Canada’s manufacturing growth hit 15-month high in September

October 8, 2013
By Manufacturing AUTOMATION

Canada’s manufacturing expansion accelerated to a 15-month high in September, according to the RBC Canadian Manufacturing Purchasing Managers’ Index (RBC PMI). A monthly survey, conducted in association with Markit, a global financial information services company, and the Supply Chain Management Association (SCMA), the RBC PMI offers a comprehensive and early indicator of trends in the Canadian manufacturing sector.

The seasonally adjusted RBC PMI — a composite indicator designed to provide a single-figure snapshot of the health of the manufacturing sector — rose to 54.2 in September, up from 52.1 in August. This indicated further improvement in manufacturing business conditions, with the rate of growth above the series average and the fastest since June 2012.

The RBC PMI found that both output and new order growth accelerated in September. In particular, the latest rise in total new work intakes was strong and the fastest since June 2012. This partly reflected the greatest increase in new export orders for two-and-a-half years. Meanwhile, the rate of job creation also quickened to a 15-month high, as firms hired additional staff to handle increased business activity.

“The global economy is gaining traction, and with that we are seeing increasing demand for Canadian exports — particularly from the manufacturing sector, which has contributed to the PMI reaching a 15-month high in September,” said Craig Wright, senior vice-president and chief economist, RBC. “While challenges in the sector remain, this rebound is encouraging. An anticipated strengthening in global economic growth, particularly in the U.S., which is Canada’s largest trading partner, bodes well for manufacturing activity late this year and early next.”


Firms raised production in light of higher new order volumes. Output rose solidly over the month, and at the fastest rate since May. Nevertheless, outstanding business increased for the first time in four months and at the strongest pace for two years, while stocks of finished goods were broadly the same as in August.

The quantity of inputs bought by manufacturing companies increased for the sixth successive month in September. The rate of growth was solid and the strongest since August 2012. Stocks of purchases also increased, although the rate of accumulation was marginal.

Concurrently, suppliers’ delivery times lengthened further in the latest survey period, with panelists suggesting that vendors were generally busier and had leaner inventories. Overall, the latest increase in lead times for inputs was solid and the greatest for 15 months.

Employment growth in the Canadian manufacturing sector accelerated to a 15-month high in September. Approximately 17 per cent of firms hired additional staff since August, and generally attributed this to increased business activity.

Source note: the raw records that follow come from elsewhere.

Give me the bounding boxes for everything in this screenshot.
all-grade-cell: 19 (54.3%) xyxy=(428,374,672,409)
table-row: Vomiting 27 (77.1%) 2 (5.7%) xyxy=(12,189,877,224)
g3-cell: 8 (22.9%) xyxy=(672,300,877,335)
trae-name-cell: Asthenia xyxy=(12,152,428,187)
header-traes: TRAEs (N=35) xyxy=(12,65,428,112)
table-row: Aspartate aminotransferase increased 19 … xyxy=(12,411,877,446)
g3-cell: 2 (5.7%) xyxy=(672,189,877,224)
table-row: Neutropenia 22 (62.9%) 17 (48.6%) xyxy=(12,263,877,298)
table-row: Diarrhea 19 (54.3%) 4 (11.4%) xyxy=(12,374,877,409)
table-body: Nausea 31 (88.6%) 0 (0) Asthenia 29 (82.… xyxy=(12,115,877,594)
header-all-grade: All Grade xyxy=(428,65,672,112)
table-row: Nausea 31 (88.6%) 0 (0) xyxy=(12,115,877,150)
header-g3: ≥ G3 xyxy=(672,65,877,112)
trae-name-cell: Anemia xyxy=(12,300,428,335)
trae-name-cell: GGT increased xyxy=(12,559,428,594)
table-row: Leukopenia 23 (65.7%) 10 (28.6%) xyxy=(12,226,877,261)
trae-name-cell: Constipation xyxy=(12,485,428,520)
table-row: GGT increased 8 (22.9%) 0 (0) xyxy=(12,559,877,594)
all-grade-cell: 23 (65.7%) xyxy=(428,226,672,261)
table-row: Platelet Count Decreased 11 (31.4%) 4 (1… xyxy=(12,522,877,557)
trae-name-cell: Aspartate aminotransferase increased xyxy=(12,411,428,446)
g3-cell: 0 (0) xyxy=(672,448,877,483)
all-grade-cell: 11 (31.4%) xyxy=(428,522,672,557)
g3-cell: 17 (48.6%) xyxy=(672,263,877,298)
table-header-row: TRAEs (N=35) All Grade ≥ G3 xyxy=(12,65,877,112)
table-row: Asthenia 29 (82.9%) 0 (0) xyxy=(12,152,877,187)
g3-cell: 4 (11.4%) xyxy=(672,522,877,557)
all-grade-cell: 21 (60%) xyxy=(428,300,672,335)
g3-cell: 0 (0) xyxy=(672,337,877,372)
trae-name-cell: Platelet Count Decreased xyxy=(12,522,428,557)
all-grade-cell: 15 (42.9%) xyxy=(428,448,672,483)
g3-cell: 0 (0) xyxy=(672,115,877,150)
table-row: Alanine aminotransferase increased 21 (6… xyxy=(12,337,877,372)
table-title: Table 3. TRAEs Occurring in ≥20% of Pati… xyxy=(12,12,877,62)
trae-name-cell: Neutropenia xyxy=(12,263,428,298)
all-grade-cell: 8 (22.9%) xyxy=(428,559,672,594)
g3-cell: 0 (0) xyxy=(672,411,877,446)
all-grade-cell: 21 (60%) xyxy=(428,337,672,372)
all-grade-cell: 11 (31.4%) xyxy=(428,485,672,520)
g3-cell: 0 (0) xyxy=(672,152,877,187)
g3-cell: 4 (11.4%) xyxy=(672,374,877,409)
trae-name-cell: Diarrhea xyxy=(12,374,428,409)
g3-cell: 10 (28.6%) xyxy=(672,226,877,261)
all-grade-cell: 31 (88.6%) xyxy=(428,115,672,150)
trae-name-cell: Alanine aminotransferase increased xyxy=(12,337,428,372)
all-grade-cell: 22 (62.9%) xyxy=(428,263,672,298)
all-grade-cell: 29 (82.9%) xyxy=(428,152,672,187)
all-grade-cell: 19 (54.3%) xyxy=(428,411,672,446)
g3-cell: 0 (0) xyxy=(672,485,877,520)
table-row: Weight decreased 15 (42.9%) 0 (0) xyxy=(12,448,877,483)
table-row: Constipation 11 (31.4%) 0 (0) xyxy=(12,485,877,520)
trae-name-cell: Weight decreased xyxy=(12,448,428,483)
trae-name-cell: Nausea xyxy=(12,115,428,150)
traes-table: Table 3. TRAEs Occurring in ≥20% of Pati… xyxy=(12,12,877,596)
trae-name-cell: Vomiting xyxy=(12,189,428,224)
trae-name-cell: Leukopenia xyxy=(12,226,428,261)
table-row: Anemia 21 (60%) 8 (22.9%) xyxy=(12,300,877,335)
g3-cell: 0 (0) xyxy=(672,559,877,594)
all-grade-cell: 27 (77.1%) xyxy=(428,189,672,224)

Manufacturers faced higher input prices in September, with raw materials and transportation costs having increased over the month. That said, the overall rate of inflation eased slightly since August and was weaker than the series average. Firms passed on higher costs to clients by raising their selling prices. On average, output charges rose moderately and for the first time since May.

Manufacturing business conditions improved across all four regions, led by Alberta and British Columbia, the two provinces that also recorded the strongest rate of employment growth. New orders increased in Ontario, reversing a reduction one month previously. Meanwhile, Quebec saw the weakest increase in input prices in September.